However, we view this proposed dichotomy between subjective and objective procedures as problematic. Establishing whether interventions or the outcomes they produce are socially valid cannot be examined objectively, because it inherently involves subjective determinations of what is and is not of social value. Take for example social comparison measures, proposed to be an “objective” means of measuring social validity (Kazdin, 1977; Ledford & Gast, 2018). In autism intervention research, social comparison involves contrasting an autistic person's performance on some outcome as they undergo therapy with a nonautistic person's performance on the same outcome while in a natural setting. Selecting this procedure as a means for social validation places value on the behavioral capacities of nonautistic people and sets their conduct as the standard by which autistic people's conduct should be judged. Further, proponents of objective assessment assume that researchers, unlike consumers or their families, provide an unbiased view of the intervention and the resulting behavior. However, this is not the case because researchers—especially those who study interventions they themselves designed and in many cases provide as clinicians—are not free from their own perspectives and biases (Bottema-Beutel & Crowley, 2021), even if they are masked to condition or group when conducting assessments. We point out what we consider to be a false distinction between subjective and objective evaluations of social validity to note that social validation, especially within ABA research, has internal inconsistencies that may prevent researchers from adequately discerning the social implications of the interventions they study.
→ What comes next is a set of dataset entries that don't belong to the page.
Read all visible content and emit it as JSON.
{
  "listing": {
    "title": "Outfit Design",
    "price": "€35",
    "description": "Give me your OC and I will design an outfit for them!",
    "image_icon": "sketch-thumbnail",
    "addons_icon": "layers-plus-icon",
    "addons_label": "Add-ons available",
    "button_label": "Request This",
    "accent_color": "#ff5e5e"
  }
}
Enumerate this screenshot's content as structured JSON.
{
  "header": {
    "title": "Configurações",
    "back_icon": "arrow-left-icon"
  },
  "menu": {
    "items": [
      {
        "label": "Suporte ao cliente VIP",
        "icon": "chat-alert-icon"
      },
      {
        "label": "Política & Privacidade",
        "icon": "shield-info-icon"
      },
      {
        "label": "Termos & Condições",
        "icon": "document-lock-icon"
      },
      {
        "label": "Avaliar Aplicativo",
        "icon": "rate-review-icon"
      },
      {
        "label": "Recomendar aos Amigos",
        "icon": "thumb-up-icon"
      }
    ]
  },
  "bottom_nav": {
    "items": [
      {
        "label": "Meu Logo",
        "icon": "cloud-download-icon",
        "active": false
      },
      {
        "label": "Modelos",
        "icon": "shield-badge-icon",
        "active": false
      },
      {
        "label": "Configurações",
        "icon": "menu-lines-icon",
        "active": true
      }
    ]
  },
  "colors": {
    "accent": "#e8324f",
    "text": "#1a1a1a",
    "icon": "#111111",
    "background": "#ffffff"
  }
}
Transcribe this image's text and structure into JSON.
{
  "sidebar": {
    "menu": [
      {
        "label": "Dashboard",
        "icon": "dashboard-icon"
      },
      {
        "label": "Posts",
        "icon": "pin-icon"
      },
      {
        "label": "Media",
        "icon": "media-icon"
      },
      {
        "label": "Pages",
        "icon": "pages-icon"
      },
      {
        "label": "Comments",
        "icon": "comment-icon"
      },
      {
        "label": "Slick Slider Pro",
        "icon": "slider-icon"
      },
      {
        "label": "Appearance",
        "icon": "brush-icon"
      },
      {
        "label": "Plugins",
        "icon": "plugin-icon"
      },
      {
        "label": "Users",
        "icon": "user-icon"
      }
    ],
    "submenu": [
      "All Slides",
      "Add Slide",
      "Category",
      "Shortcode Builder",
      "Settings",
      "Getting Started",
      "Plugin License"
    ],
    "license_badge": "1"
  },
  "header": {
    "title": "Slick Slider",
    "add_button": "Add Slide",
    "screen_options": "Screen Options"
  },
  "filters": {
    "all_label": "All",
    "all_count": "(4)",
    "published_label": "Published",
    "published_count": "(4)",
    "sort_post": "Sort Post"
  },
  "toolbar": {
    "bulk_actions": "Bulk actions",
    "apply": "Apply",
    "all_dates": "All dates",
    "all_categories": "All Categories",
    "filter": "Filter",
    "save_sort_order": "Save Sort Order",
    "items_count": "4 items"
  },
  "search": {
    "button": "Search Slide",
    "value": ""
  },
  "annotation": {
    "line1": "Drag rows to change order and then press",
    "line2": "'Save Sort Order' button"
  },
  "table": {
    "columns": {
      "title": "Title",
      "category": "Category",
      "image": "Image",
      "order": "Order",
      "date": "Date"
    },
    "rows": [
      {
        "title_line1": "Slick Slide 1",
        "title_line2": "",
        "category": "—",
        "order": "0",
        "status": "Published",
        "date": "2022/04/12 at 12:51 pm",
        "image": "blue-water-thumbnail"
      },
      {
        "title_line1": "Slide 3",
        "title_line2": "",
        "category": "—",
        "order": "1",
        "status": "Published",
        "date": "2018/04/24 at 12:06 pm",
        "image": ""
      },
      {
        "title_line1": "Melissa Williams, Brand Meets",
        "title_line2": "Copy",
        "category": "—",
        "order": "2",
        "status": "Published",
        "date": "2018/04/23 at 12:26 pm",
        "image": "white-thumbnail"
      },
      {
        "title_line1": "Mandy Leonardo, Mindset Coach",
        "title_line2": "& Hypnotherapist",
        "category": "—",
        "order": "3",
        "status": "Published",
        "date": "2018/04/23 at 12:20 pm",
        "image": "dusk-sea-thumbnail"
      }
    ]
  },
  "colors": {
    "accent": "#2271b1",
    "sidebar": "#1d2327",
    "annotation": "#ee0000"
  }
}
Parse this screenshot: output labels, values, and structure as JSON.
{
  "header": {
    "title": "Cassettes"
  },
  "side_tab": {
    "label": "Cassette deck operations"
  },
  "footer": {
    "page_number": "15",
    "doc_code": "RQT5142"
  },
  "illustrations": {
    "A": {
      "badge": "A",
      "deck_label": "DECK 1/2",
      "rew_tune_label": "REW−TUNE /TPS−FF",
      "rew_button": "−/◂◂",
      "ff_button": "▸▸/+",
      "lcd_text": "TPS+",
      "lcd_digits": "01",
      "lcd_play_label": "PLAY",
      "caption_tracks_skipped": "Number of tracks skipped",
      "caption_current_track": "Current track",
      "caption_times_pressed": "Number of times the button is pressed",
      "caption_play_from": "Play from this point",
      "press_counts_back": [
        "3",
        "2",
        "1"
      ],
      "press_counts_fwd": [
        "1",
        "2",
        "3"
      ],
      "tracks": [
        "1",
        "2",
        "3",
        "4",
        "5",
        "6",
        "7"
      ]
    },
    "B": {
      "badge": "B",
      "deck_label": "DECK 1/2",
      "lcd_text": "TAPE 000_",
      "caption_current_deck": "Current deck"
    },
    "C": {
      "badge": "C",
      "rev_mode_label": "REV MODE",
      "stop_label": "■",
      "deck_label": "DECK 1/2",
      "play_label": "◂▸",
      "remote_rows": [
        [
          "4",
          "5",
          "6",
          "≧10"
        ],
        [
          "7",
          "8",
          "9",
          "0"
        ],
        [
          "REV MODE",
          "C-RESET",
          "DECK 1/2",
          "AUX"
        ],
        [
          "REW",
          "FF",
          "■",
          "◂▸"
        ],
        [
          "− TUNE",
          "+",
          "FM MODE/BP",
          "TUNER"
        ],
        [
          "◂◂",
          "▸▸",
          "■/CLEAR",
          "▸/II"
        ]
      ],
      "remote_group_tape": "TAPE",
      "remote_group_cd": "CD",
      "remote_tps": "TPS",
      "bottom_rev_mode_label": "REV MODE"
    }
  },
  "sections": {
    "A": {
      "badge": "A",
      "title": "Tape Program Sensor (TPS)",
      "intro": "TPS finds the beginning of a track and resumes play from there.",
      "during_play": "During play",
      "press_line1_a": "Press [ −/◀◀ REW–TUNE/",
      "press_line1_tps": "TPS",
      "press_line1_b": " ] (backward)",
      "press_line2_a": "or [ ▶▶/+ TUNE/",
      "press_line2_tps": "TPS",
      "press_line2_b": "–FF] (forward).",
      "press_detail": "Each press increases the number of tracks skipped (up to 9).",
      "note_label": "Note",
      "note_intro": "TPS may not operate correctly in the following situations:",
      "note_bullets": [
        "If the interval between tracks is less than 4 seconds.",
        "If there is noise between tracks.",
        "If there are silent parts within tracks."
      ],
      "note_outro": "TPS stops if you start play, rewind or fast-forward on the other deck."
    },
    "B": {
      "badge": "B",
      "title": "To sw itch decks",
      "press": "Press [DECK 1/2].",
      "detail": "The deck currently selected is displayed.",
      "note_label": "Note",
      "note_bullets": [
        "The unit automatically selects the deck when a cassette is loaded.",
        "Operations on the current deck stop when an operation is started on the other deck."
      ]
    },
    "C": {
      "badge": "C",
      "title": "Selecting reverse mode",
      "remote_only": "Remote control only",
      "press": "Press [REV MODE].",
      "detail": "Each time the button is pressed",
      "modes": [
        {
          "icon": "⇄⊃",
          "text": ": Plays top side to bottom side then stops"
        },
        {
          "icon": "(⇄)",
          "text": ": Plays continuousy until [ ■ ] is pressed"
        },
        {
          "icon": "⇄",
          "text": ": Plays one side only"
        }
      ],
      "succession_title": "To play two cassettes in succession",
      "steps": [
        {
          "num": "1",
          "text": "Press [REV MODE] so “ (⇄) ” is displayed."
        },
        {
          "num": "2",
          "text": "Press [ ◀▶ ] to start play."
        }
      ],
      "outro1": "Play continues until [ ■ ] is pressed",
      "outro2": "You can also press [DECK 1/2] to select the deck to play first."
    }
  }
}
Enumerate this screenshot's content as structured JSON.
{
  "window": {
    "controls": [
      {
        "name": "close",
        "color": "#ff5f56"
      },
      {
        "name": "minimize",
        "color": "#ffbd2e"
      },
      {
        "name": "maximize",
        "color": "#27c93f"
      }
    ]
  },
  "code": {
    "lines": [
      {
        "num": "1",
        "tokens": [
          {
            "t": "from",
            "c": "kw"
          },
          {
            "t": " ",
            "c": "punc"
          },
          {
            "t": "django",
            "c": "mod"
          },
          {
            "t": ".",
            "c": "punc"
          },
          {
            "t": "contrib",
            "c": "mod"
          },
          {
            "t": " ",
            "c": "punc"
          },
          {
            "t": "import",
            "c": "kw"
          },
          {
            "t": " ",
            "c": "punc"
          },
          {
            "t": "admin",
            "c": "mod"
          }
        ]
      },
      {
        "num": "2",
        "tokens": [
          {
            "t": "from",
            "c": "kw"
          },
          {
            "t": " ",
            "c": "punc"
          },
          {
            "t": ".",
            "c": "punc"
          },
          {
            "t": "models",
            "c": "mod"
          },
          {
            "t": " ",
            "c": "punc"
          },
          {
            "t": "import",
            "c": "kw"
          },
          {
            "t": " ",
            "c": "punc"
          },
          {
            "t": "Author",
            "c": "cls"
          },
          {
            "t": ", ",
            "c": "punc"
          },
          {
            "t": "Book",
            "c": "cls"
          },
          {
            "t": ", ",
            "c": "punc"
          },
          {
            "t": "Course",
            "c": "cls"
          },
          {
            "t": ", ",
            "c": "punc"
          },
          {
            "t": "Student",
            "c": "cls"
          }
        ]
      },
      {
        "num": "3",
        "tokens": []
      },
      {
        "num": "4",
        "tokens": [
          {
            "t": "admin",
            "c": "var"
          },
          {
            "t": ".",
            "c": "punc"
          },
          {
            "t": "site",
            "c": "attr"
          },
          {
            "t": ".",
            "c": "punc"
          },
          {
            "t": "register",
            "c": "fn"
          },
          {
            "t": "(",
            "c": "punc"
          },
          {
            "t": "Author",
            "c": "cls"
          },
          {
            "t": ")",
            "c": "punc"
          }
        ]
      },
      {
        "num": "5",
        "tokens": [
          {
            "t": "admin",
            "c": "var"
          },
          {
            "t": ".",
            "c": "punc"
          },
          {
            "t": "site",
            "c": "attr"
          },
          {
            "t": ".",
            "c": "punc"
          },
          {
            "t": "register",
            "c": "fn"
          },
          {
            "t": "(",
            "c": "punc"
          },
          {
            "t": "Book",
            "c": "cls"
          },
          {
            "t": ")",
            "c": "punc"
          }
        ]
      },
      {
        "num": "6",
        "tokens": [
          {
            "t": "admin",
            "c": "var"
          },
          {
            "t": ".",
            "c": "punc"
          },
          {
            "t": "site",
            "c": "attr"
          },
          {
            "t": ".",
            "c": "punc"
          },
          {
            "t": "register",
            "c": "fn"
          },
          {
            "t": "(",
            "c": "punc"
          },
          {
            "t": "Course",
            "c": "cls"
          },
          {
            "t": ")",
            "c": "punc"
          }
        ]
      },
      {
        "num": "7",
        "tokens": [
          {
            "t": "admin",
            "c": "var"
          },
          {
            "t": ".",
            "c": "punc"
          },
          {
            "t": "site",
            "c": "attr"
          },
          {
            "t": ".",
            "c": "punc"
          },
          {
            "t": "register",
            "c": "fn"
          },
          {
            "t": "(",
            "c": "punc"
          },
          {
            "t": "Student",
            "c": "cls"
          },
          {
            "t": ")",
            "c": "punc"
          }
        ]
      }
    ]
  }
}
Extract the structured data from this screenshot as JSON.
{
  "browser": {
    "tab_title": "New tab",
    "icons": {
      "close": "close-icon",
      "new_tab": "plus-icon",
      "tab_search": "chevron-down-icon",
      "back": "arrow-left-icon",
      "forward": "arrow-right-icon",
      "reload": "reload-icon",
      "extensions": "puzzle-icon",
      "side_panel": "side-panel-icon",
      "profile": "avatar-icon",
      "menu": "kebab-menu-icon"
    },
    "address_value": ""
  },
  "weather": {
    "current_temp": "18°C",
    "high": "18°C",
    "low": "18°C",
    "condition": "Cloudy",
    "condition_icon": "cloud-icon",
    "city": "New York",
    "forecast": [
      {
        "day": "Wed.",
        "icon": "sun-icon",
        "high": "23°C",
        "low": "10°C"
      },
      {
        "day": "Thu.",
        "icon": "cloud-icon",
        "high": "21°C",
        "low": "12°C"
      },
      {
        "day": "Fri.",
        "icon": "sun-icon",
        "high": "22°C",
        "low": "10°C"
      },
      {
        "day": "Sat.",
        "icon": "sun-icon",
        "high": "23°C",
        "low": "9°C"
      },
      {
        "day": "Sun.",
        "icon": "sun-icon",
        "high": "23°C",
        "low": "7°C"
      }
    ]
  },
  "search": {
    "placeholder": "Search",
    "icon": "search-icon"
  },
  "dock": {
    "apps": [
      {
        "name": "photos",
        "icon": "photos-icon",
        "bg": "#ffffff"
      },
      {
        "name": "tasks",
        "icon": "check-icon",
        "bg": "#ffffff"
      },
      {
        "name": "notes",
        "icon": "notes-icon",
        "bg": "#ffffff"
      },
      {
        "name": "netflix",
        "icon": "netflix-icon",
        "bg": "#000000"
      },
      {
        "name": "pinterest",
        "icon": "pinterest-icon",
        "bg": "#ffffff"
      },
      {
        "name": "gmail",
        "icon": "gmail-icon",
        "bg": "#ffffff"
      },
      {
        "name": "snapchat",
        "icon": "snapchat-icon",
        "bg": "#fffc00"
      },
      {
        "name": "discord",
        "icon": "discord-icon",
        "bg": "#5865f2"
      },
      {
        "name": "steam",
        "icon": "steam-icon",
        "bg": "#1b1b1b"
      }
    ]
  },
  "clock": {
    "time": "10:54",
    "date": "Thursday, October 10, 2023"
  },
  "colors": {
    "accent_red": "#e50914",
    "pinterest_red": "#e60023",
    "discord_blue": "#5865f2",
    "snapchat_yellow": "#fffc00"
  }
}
Previous Reviews of Social Validation Procedures in Intervention Studies
There are several previous reviews that have examined the use and design of social validation procedures that have focused on research with specific populations (e.g., autistic children or children with intellectual disabilities), publication outlets (e.g., special education journals, ABA journals), types of interventions (e.g., peer-mediated behavioral interventions), and time periods (e.g., before and after social validity was popularized among ABA researchers). To offer context to our study, we summarize these reviews and discuss findings related to the prevalence of social validation, research and measurement design, and interpretation of findings.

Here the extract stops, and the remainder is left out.